Obviamente, não valem mais nada. Pelo menos no show que Reed deu sexta-feira passada no Rio, a diferença de idade entre ele e seu público era significativa. E Lou não pareceu nada desconfortável no papel de alguém que sabe muito mais do que seus admiradores.
O que é absolutamente OK, porque verdade.
*
"Quando os Rolling Stones apareceram, logo gostamos deles. Eles faziam a mesma coisa que nós, só que melhor."
Essa é do Sterling Morrison, o baixista do Velvet.
A comparação com os Stones continua apropriada, claro. Só que agora quem leva vantagem é Lou Reed. Ao contrário de Mick Jagger e seus companheiros, Lou tem coragem de parecer velho, feio, de não bajular platéias, de tocar versões ultra-simplificadas de suas canções clássicas.
*
"A música moderna começa com o Velvet, e a influência e as implicações do que eles fizeram vai durar para sempre... A única coisa errada... seria romantizá-los demais."
Legal ver que essa análise, feita pelo crítico americano Lester Bangs ainda nos anos 70, permanece atual.
Na uma hora e meia de show, Lou Reed, embora não diga uma palavra entre as canções, parece o tempo todo jogar na nossa cara que "olha, eu vivi de monte, vi um monte de coisas, fiz um monte de coisas, mas isso aqui em cima é só uma banda de rock and roll, OK? E isso não quer dizer grande coisa".
*
Quer dizer... nem sempre. Algumas canções mais recentes dele entram numa discurseira dura de aguentar.
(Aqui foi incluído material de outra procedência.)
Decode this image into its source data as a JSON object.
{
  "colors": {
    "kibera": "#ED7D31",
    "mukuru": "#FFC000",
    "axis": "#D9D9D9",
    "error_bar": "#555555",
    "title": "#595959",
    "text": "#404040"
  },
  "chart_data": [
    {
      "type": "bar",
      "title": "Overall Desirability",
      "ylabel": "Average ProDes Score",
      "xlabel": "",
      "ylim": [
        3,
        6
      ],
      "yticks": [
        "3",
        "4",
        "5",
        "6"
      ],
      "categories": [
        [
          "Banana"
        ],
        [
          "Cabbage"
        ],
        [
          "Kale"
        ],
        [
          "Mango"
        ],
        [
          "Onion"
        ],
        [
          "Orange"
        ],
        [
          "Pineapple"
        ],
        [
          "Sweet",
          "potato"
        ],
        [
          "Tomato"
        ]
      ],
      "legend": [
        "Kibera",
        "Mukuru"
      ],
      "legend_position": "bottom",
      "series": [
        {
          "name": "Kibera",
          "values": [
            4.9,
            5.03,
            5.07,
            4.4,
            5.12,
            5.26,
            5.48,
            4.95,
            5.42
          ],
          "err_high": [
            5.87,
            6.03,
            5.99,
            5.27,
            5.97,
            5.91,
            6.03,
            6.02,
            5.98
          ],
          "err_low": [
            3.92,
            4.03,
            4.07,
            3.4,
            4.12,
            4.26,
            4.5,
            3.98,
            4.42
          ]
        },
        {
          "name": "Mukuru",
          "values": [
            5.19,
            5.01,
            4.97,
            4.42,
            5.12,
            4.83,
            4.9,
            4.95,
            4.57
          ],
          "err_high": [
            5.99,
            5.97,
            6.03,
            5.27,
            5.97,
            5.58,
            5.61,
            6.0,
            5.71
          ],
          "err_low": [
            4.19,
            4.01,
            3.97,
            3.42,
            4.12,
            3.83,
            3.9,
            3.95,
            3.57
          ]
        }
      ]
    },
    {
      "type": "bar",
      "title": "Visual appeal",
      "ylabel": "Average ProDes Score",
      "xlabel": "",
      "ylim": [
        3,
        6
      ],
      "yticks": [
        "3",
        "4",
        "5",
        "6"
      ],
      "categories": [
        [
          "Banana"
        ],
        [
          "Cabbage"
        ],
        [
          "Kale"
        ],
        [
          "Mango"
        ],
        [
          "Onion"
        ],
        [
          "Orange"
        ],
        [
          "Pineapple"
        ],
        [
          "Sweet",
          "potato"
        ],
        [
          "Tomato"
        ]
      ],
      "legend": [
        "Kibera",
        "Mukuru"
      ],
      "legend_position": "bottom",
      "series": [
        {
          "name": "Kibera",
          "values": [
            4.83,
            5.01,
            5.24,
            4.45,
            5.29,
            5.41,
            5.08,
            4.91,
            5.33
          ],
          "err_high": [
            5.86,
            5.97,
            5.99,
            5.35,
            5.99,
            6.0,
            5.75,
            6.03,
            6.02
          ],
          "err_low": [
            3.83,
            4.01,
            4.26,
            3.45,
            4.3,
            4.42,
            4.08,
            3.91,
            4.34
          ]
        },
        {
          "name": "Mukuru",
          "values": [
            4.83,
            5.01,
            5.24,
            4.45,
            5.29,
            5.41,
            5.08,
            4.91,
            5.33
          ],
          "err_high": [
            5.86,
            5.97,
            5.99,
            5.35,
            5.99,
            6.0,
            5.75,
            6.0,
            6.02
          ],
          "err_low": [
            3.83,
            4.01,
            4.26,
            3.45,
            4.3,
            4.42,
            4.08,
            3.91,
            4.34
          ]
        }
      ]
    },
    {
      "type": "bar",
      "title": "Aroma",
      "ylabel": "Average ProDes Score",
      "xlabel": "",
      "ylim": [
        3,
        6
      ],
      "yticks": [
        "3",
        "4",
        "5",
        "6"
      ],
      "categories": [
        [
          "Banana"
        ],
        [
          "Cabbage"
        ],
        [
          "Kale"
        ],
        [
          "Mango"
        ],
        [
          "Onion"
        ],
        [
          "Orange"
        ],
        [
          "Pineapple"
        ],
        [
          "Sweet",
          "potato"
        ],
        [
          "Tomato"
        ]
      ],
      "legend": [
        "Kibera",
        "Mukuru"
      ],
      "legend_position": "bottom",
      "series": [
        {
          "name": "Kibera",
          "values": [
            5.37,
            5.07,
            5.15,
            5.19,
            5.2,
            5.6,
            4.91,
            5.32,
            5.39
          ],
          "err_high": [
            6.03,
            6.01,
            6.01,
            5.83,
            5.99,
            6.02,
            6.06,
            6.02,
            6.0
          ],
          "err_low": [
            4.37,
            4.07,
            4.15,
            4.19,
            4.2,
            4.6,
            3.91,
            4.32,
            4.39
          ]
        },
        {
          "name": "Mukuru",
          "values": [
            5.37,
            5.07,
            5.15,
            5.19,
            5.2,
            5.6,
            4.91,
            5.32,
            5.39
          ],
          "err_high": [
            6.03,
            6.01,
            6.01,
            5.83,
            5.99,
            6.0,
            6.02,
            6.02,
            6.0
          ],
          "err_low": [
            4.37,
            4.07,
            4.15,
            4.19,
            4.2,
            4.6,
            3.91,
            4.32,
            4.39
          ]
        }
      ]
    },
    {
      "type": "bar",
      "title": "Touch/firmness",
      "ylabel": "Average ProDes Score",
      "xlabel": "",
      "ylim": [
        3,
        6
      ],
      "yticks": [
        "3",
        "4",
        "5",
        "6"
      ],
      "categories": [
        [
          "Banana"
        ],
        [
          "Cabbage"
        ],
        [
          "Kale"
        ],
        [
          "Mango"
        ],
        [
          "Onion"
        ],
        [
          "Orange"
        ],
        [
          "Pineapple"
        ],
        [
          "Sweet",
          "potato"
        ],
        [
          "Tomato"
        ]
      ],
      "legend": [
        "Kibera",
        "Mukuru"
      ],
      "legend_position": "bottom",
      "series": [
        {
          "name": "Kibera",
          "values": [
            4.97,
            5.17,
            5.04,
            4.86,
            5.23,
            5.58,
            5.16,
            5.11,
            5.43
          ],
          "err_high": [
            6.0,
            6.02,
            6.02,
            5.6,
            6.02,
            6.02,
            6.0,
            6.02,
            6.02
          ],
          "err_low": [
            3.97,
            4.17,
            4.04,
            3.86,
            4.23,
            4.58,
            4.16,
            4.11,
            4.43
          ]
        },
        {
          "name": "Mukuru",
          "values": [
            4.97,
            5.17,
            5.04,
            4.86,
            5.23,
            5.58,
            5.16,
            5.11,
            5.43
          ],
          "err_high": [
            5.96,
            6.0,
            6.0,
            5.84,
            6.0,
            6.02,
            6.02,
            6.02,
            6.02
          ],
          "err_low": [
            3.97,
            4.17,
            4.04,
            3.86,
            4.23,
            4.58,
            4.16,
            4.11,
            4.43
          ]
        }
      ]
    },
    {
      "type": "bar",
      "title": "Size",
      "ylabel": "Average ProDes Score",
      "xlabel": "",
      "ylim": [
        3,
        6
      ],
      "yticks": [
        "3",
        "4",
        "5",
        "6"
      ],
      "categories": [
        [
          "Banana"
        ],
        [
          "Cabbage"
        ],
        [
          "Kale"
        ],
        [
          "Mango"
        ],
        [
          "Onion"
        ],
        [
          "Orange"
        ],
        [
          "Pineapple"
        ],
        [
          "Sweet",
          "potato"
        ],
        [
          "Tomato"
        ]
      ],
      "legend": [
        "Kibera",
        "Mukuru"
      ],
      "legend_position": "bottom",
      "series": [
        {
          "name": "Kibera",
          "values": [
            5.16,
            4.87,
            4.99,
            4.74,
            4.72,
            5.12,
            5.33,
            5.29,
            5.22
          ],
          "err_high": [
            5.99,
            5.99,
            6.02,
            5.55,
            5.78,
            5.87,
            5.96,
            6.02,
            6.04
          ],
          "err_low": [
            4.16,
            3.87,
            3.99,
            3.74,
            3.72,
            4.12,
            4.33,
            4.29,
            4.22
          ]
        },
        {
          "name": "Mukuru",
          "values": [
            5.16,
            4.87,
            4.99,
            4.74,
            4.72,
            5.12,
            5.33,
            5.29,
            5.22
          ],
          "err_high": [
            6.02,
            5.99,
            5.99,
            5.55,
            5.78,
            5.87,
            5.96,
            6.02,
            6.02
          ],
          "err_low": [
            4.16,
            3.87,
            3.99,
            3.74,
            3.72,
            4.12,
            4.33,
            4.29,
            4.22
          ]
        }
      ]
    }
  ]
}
Uma vez li uma crítica contra um de meus escritores favoritos, o americano Jim Harrison, em que o resenhista acusava seus livros de parecerem "cartas que a gente gostaria que tivessem sido escritas para outra pessoa".
Deu para entender?
*
Seus gritos vêm de algum ponto distante, não se dirigem a ninguém, ecoam no vazio, procuram significados.
E às vezes acham. Mas só por uma noite.